Fetullahçı Terör Örgütü'nün (FETÖ) medya yapılanmasına ilişkin yürütülen soruşturma sonucunda aralarında Atilla Taş, Oğuz Usluer, Bülent Ceyhan, Ünal Tanık, Gökçe Fırat Çulhaoğlu, Ufuk Şanlı ve Hanım Büşra Erdal ile "fuatavni'' hesabının kurucusu olduğu tespit edilen Said Sefa'nın da bulunduğu 25'i tutuklu 29 sanık hakim karşısına çıktı.

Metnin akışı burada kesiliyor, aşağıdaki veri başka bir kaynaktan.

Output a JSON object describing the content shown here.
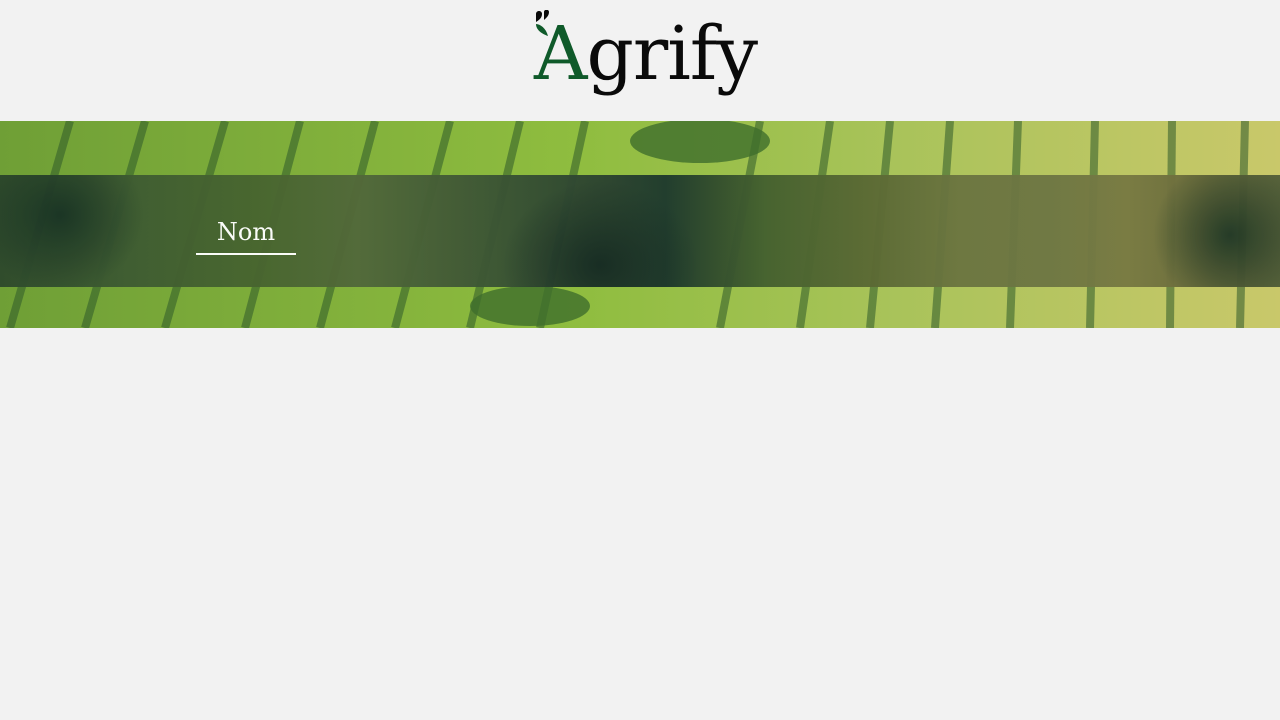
{
  "brand": {
    "name_first_letter": "A",
    "name_rest": "grify",
    "colors": {
      "first_letter": "#0f5a2a",
      "text": "#0a0a0a"
    }
  },
  "hero": {
    "tabs": [
      {
        "label": "Nom",
        "active": true
      }
    ]
  },
  "page": {
    "background": "#f2f2f2"
  }
}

İstanbul Cumhuriyet Başsavcılığı Terör ve Örgütlü Suçlar Bürosu savcılarından Murat Çağlak tarafından, terör örgütünün medya yapılanmasına ilişkin yürütülen soruşturma kapsamında hazırlanan ilk iddianamede, örgütün medyayı algı operasyonları için nasıl kullandığı anlatılarak, örgütün bizatihi yetiştirdiği ve medya içerisine yerleştirdiği şahısların örgüt lehine nasıl propaganda yaptıkları ve eylemleri tek tek sıralanıyor.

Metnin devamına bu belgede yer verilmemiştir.